Liederkreis 1 . [In foreign lands]

From the direction of home, behind the red flashes of lightning
There come clouds,
But Father and Mother are long dead;
No one there knows me anymore.

How soon, ah, how soon will that quiet time come,
When I too shall rest, and over me
the beautiful forest's loneliness shall rustle,
And no one here shall know me anymore.

Elle écoute encore Peter HÜBNER [un enregistrement live audio est disponible sur la page www.classicalmusicgroup.de].

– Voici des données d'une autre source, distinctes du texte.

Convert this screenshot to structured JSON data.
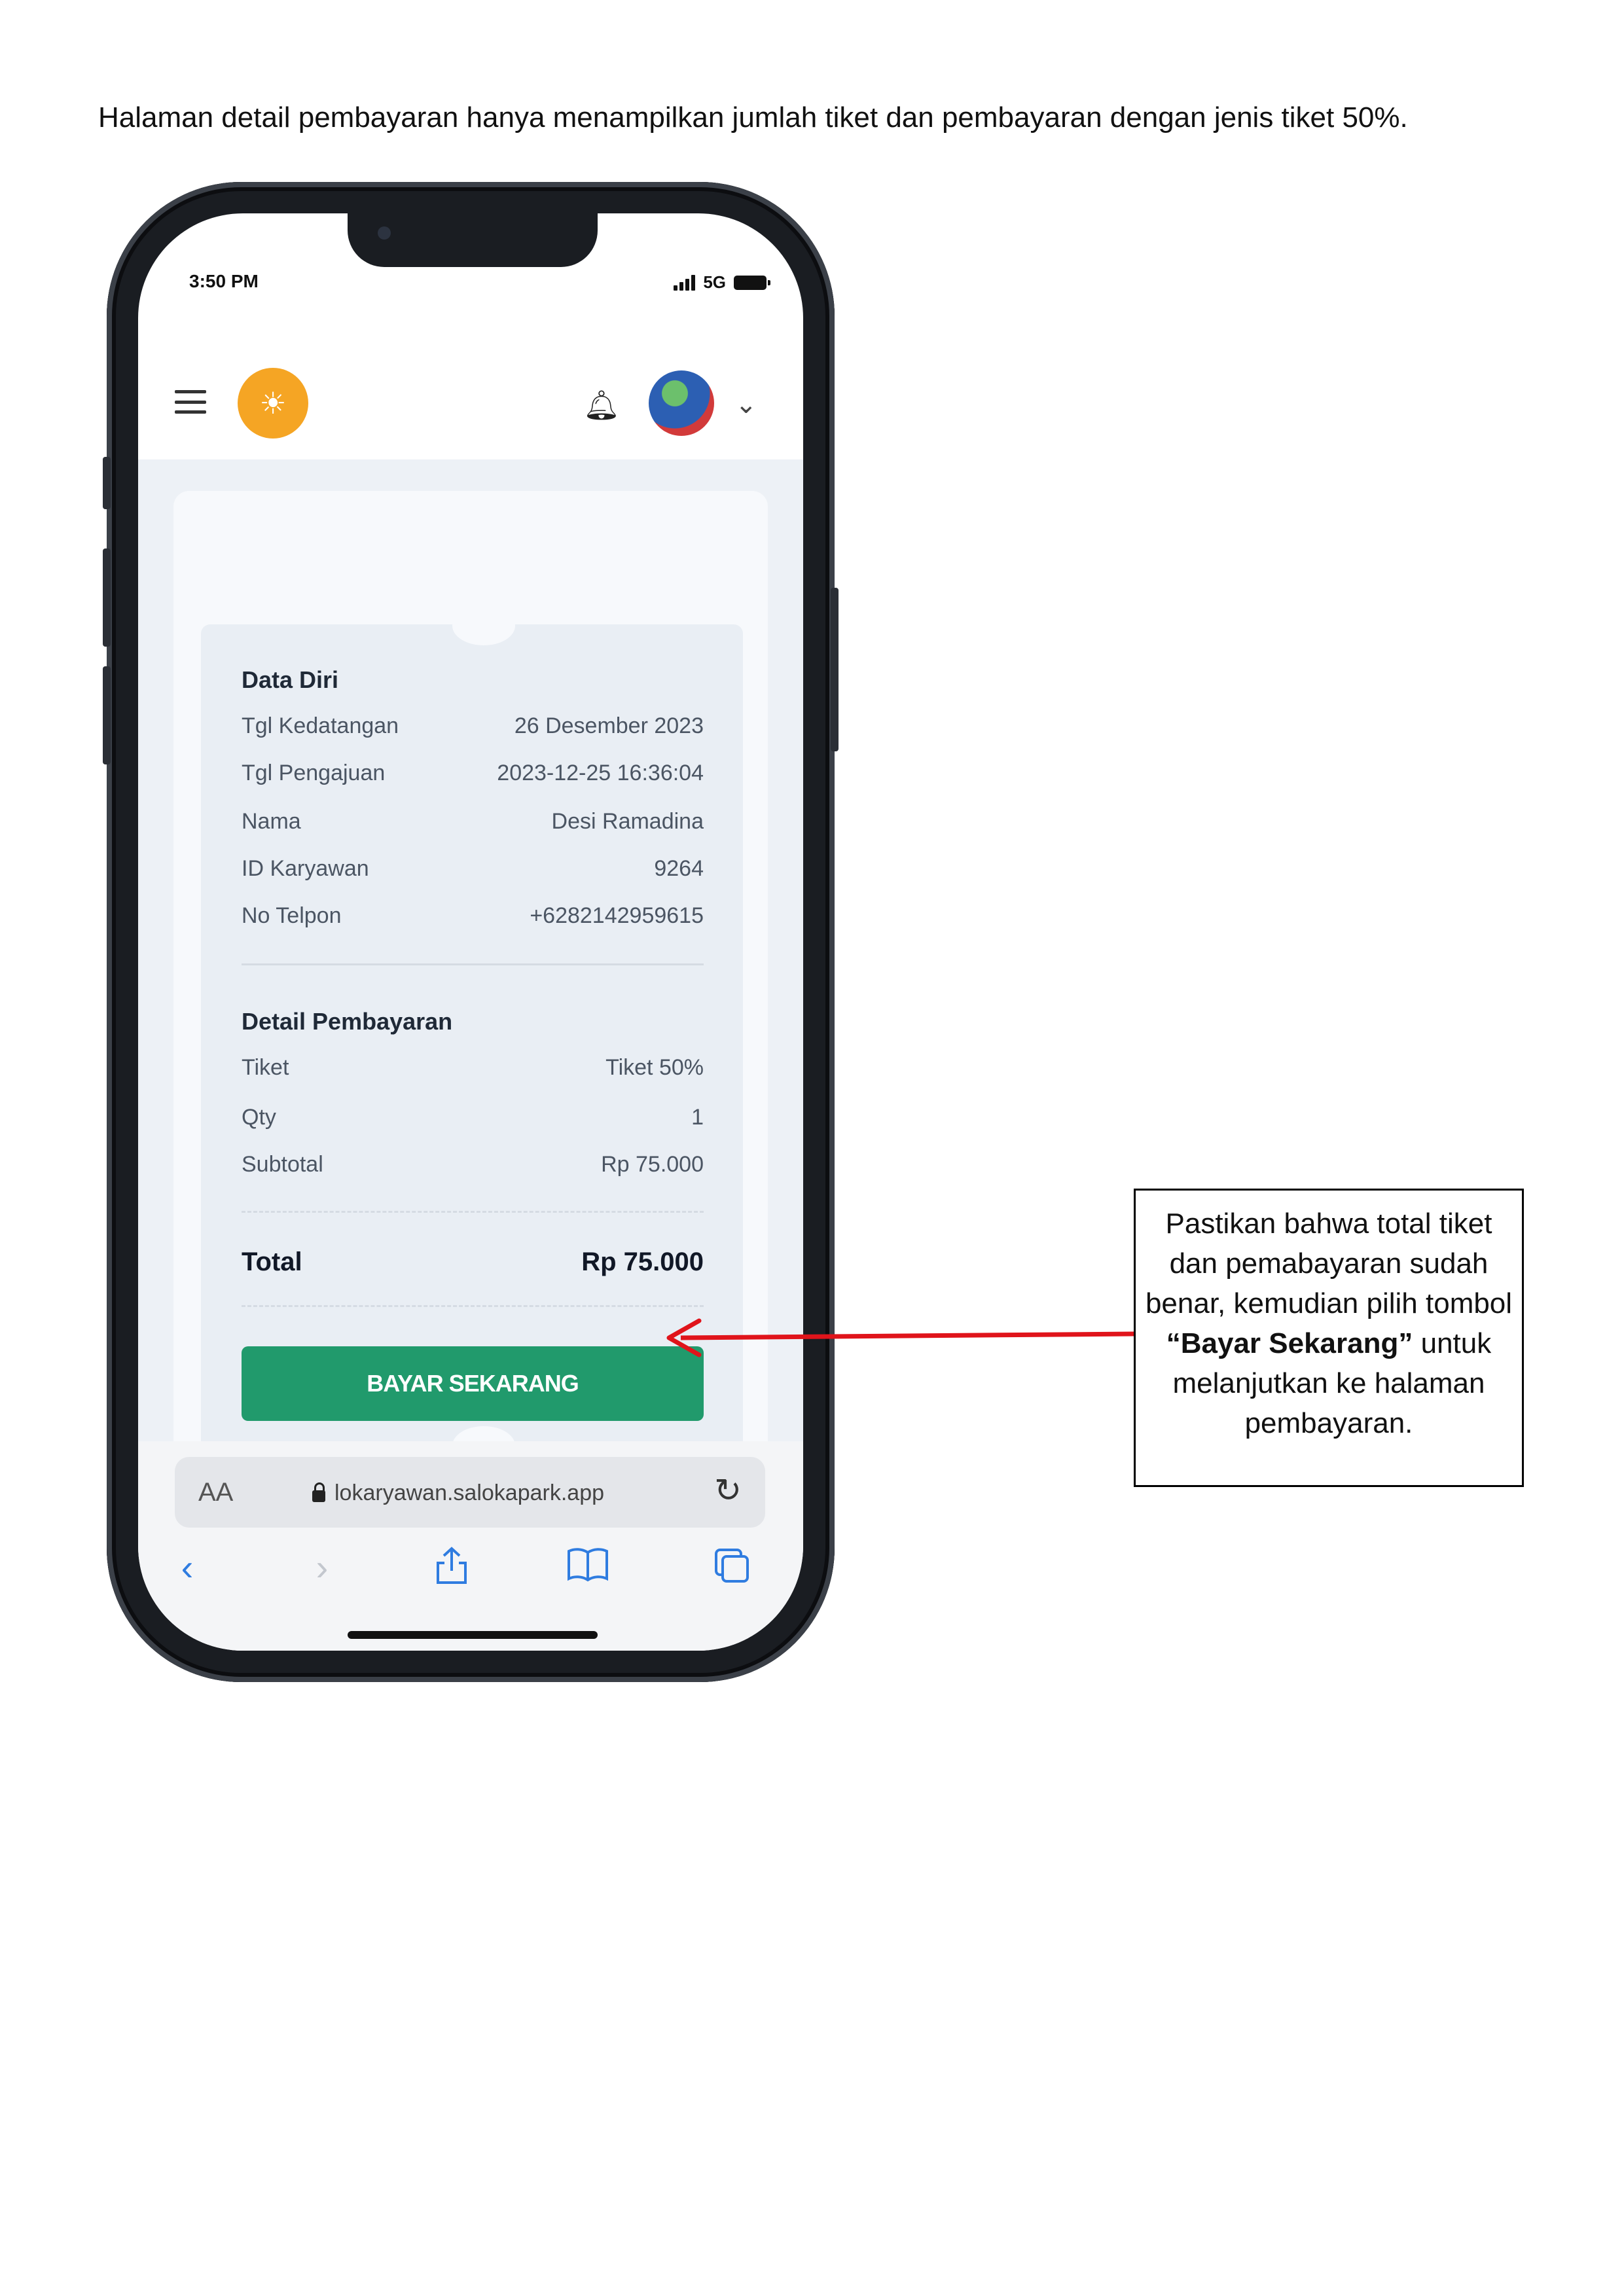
{
  "intro_text": "Halaman detail pembayaran hanya menampilkan jumlah tiket dan pembayaran dengan jenis tiket 50%.",
  "status_bar": {
    "time": "3:50 PM",
    "network": "5G"
  },
  "icons": [
    "menu-icon",
    "sun-logo-icon",
    "bell-icon",
    "avatar",
    "chevron-down-icon",
    "lock-icon",
    "reload-icon",
    "back-icon",
    "forward-icon",
    "share-icon",
    "bookmarks-icon",
    "tabs-icon"
  ],
  "data_diri": {
    "title": "Data Diri",
    "rows": [
      {
        "label": "Tgl Kedatangan",
        "value": "26 Desember 2023"
      },
      {
        "label": "Tgl Pengajuan",
        "value": "2023-12-25 16:36:04"
      },
      {
        "label": "Nama",
        "value": "Desi Ramadina"
      },
      {
        "label": "ID Karyawan",
        "value": "9264"
      },
      {
        "label": "No Telpon",
        "value": "+6282142959615"
      }
    ]
  },
  "detail_pembayaran": {
    "title": "Detail Pembayaran",
    "rows": [
      {
        "label": "Tiket",
        "value": "Tiket 50%"
      },
      {
        "label": "Qty",
        "value": "1"
      },
      {
        "label": "Subtotal",
        "value": "Rp 75.000"
      }
    ],
    "total_label": "Total",
    "total_value": "Rp 75.000"
  },
  "pay_button_label": "BAYAR SEKARANG",
  "browser": {
    "aa_label": "AA",
    "url": "lokaryawan.salokapark.app"
  },
  "callout": {
    "line1": "Pastikan bahwa total tiket dan pemabayaran sudah benar, kemudian pilih tombol ",
    "bold": "“Bayar Sekarang”",
    "line2": " untuk melanjutkan ke halaman pembayaran."
  },
  "colors": {
    "button": "#219a6c",
    "logo": "#f5a524",
    "arrow": "#e0141b",
    "ios_blue": "#2f7ce0"
  }
}
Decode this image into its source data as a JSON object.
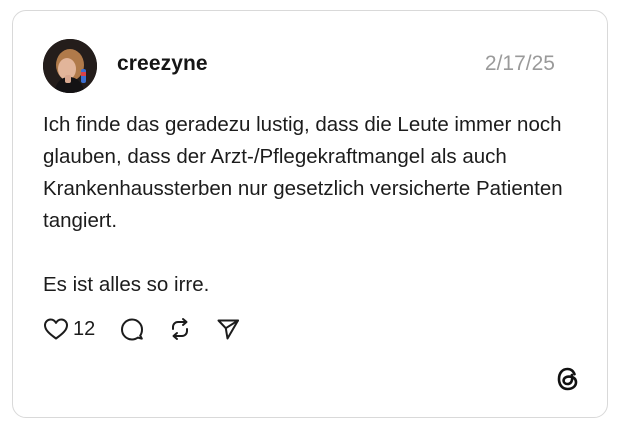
{
  "post": {
    "username": "creezyne",
    "date": "2/17/25",
    "paragraphs": [
      "Ich finde das geradezu lustig, dass die Leute immer noch glauben, dass der Arzt-/Pflegekraftmangel als auch Krankenhaussterben nur gesetzlich versicherte Patienten tangiert.",
      "Es ist alles so irre."
    ],
    "like_count": "12"
  },
  "icons": {
    "like": "heart-icon",
    "comment": "comment-bubble-icon",
    "repost": "repost-icon",
    "share": "send-icon",
    "brand": "threads-logo-icon"
  }
}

Elle relitcet hymne cité plus haut, de Joseph von Eichendorff, sur une musique de Robert Alexander Schumann.

Et ce n'est pas tout...

Lundi j'ai fait mon jardin. Devant la maison, il y a un petit terrain d'environ trente pieds par cinquante. Quand j'ai acheté cet appartement il y a huit ans, j'avais bien vu que le jardin était en friche et que les gens du deuxième et du premier ne semblaient pas s'y intéresser, alors je leur ai dit que j'avais envie de le faire fleurir et ils m'ont dit bonne chance avec un petit sourire en coin, et que rien n'a jamais poussé là donc si ça vous amuse, nous, on n'a pas d'objection. J'ai dit bingo. Alors c'est comme ça que ce petit jardin est devenu presque comme s'il était juste à moi, même si cet espace est commun aux trois étages. Enfin bref, c'est pas très grand, mais juste assez pour faire pousser des tas de choses. Les années avant, j'ai planté trois petits cèdres, des Iris de Russie et un Rosier sauvage, et l'année dernière, une Spirée Van Houtte qui vient de fleurir. Une année, j'ai même planté des tubercules et j'ai récolté des pommes de terre. Je pense que des patates, ça pourrait pousser n'importe où. Je crois même que j'avais écrit ça dans le journal, sauf que j'ai pas trop envie de chercher où et quand. C'est vrai que je pourrais interroger les moteurs de recherche mais le lecteur est bien capable de faire ça tout seul, allez.

Mon seul problème c'est le vieil érable majestueux qui, avec ses racines, épuise toute les vitamines du sol et durcit la terre. Sans compter les innombrables cailloux et grosses racines enfouies qui font toc toc et cassent mes outils quand je creuse des trous et en plus qui prennent toute la place dans le sol. Alors je creuse avec la bêche et je creuse et je remplace la terre usée par de la riche terre noire spéciale jardin et du compost et des plantes vivaces qui vont repousser l'année prochaine et toutes les autres années après (I hope). Avec tout ça, j'ai plus de dos, plus de mains, rien, je suis plus bonne à rien.

Qu'est-ce que j'ai planté cette année ? D'abord plusieurs Hostas qui vont donner de jolies petites fleurs violettes, une Tradescantia de Virginie exactement pareille à celle de la page 145 [été 2001] et elle est en fleur depuis ce matin [Thank God, c'est pourtant pas vendredi], des Hémérocales jaunes, une Bergerian pourpre qui est divinement magnifique avec ses larges feuilles, et deux ou trois autres belles douces de toutes les couleurs avec des noms en latin que j'ai oubliés (j'ai pourtant mis les petites fiches techniques quelque part, mais où ? Toutes des plantes d'ombre au feuillage abondant et qui vont fleurir tout l'été. C'est déjà commencé. La pluie de la nuit dernière a déjà fait doubler tout ce beau monde-là. Patience lecteur, on va être bien cet été !

Et puis ce soir c'est jeudi. Elle repense à une longue lettre qu'elle a écrite avec son coeur et qui est restée sans réponse. Elle avait cru en quelqu'un qui n'existe pas. Nietzsche est mort. Mort de sa belle mort. Ce n'était qu'un personnage de roman et le roman est terminé. Encore quelques pages et elle écrira le mot FIN, finalement. Il ne lui reste plus qu'à se suicider [ohé, ohé].